Rage flooded Anton’s body as he noticed the form sprawled out near the back of the SUV. Joe lay on the ground, clearly wounded as the rich color of crimson slipped down around his neck, soaking into the ground. Joe’s hands clutched up near his throat as his boots dug into the earth and the sweet music of his choking reached Anton’s spot.

Viviana had one hell of an aim
, Anton thought.

The small handgun he gave her wasn’t that high of a calibre, but it would stop a man in his tracks if used correctly. Clearly his wife had used it correctly.

Fuck, was he ever grateful.

“Viviana?”
Anton called her name again, ignoring the pain in his ankle as he moved closer to the SUV.

“I-I’m here … Please get me out of here, please. The door won’t open.”

The beautiful sound of his wife’s voice, strained but alive, was the only thing needed to make Anton move. “Oh, baby. I’m coming. It’s okay.”

He crossed the space, jumping over the small creek of water in one fluid swoop, and made it to the side of the SUV in seconds. Viviana’s hands came out of the window at the same time his went in.

For a single moment, Anton just needed to touch Viviana. To feel the warmth of her flesh, hear the sounds of her breaths, and see the life blinking back in her brown eyes. Anton simply needed to know she was there—okay, healthy, alive. That was all. Even in the darkness of the SUV he could see where she’d bruised up her cheek in the accident. A few scratches dotted up the side of her jaw, glass littered the black strands of her hair, and blood was smudged on her brow and hands.

Anton didn’t give a shit about the blood on her mouth when he kissed her through the broken window. The tears making rivulets down her cheeks smeared onto his. Anton shushed tenderly against her lips, feeling the trembling in her shoulders as he wrapped his arms around her.

“The baby?” he asked.

Viviana sobbed brokenly, but shook her head. “Everything’s fine, I promise. Please just get me out of this car. I can’t breathe in here.”

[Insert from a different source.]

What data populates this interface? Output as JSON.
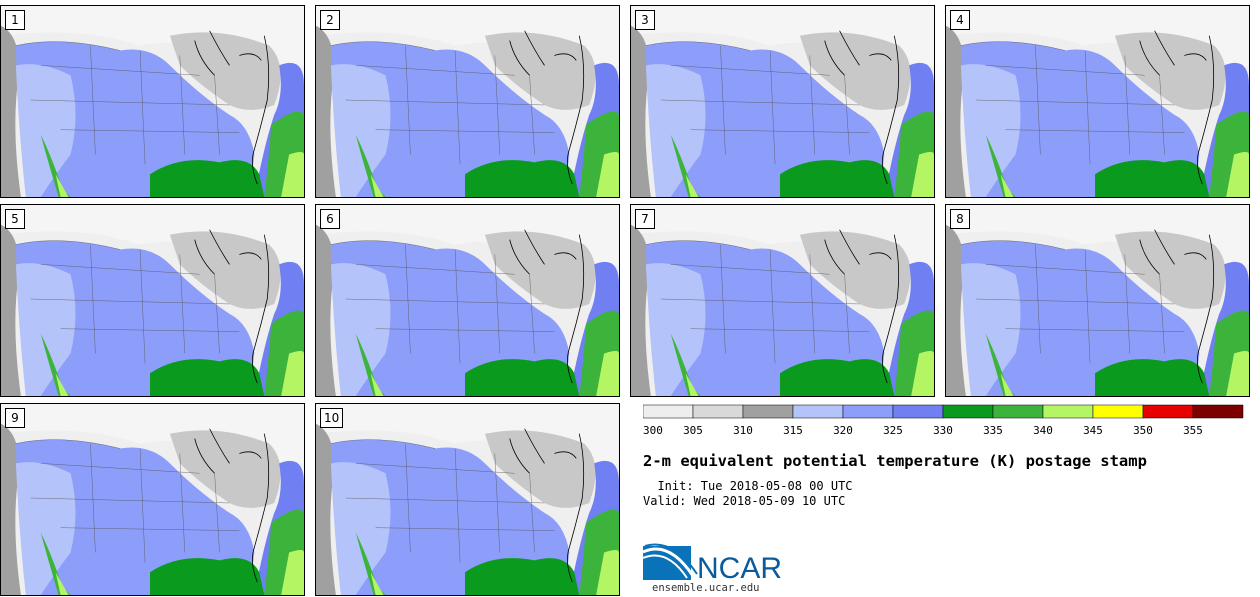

Anton didn’t waste any time doing what she asked. The door had been crushed shut, but the window was more than big enough to get her out. Being mindful of the shards of glass still around the opening he pulled Viviana out from the back. Cradling her to his chest, Anton stood there holding his wife for long enough to tell her over and over that she was okay. Viviana buried her face into his neck and started to cry low, with hiccupping sniffles that wracked her form all over.

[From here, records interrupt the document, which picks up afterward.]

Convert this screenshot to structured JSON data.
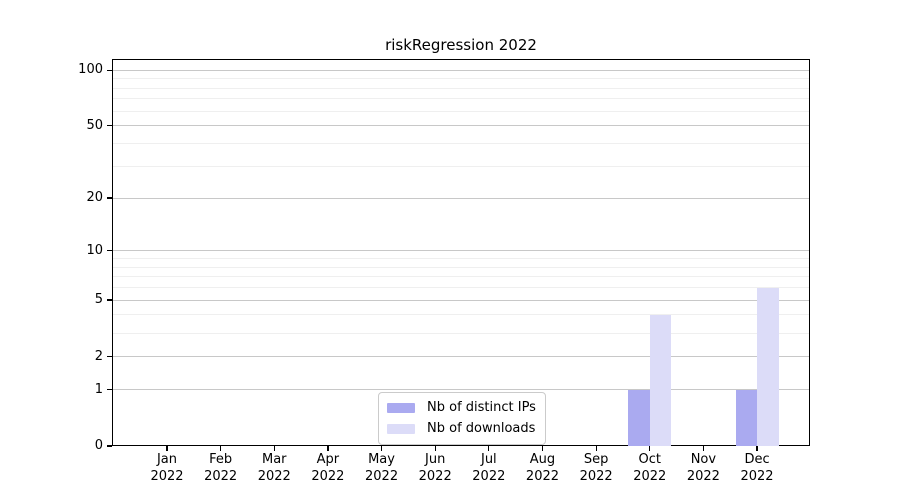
{
  "chart_data": {
    "type": "bar",
    "title": "riskRegression 2022",
    "x": {
      "months": [
        "Jan",
        "Feb",
        "Mar",
        "Apr",
        "May",
        "Jun",
        "Jul",
        "Aug",
        "Sep",
        "Oct",
        "Nov",
        "Dec"
      ],
      "year": "2022"
    },
    "y_axis": {
      "scale": "log1p",
      "tick_values": [
        0,
        1,
        2,
        5,
        10,
        20,
        50,
        100
      ],
      "minor_gridline_values": [
        3,
        4,
        6,
        7,
        8,
        9,
        30,
        40,
        60,
        70,
        80,
        90
      ],
      "ylim": [
        0,
        115
      ]
    },
    "series": [
      {
        "name": "Nb of distinct IPs",
        "color": "#aaaaf0",
        "values": [
          0,
          0,
          0,
          0,
          0,
          0,
          0,
          0,
          0,
          1,
          0,
          1
        ]
      },
      {
        "name": "Nb of downloads",
        "color": "#dcdcf8",
        "values": [
          0,
          0,
          0,
          0,
          0,
          0,
          0,
          0,
          0,
          4,
          0,
          6
        ]
      }
    ],
    "legend": {
      "position": "lower-center",
      "entries": [
        "Nb of distinct IPs",
        "Nb of downloads"
      ]
    },
    "grid": "on",
    "colors": {
      "major_grid": "#c8c8c8",
      "minor_grid": "#efefef",
      "spine": "#000000",
      "legend_border": "#cbcbcb",
      "background": "#ffffff"
    }
  }
}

Shh,” he said against her hair. “It’s all right, I’ve got you.”

“Vivi-
viana … Vine?”

Anton felt the air he’d been holding in release. Rory had survived the car rolling over and Joe coming down on them, too.
Somehow. Anton hadn’t checked the other bull, but he was more concerned over getting his wife out first.

“Rory, you okay?” Anton asked loudly.

Anton listened as glass was brushed off, Rory groaned painfully, and then the man’s head popped out of the driver’s side window. He had one hell of a bump on his forehead, a bloodied up lip, and few scrapes and bruises. The accident had only knocked him out, luckily. But that bump was a good sign he might be concussed, too.

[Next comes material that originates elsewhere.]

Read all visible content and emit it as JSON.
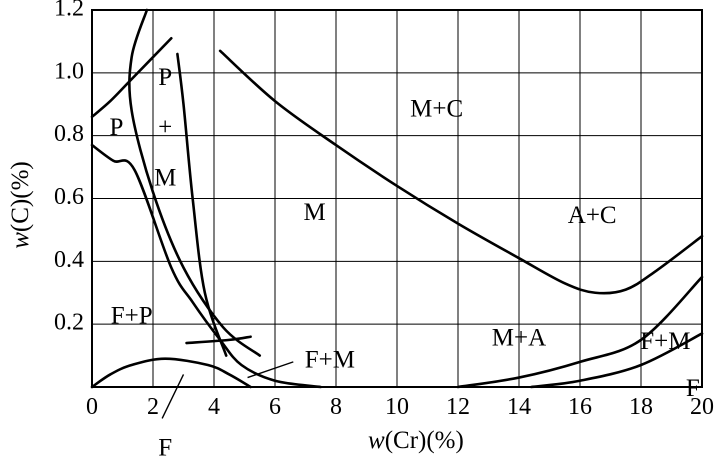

Rory clamoured out of the broken window, landing to the ground with a thump. The man sat there, head in his hands, and stared at the ground, saying nothing.

The gurgling coming from three feet away reminded Anton of Joe.

And his wife in his arms.

Viviana tried to look in Joe’s direction, but Anton wouldn’t let her. The last thing she needed was to see the damage she’d caused.

“Rory, I need you to get up. Can you do that?” Anton asked.

Anton had very little time left with Joe.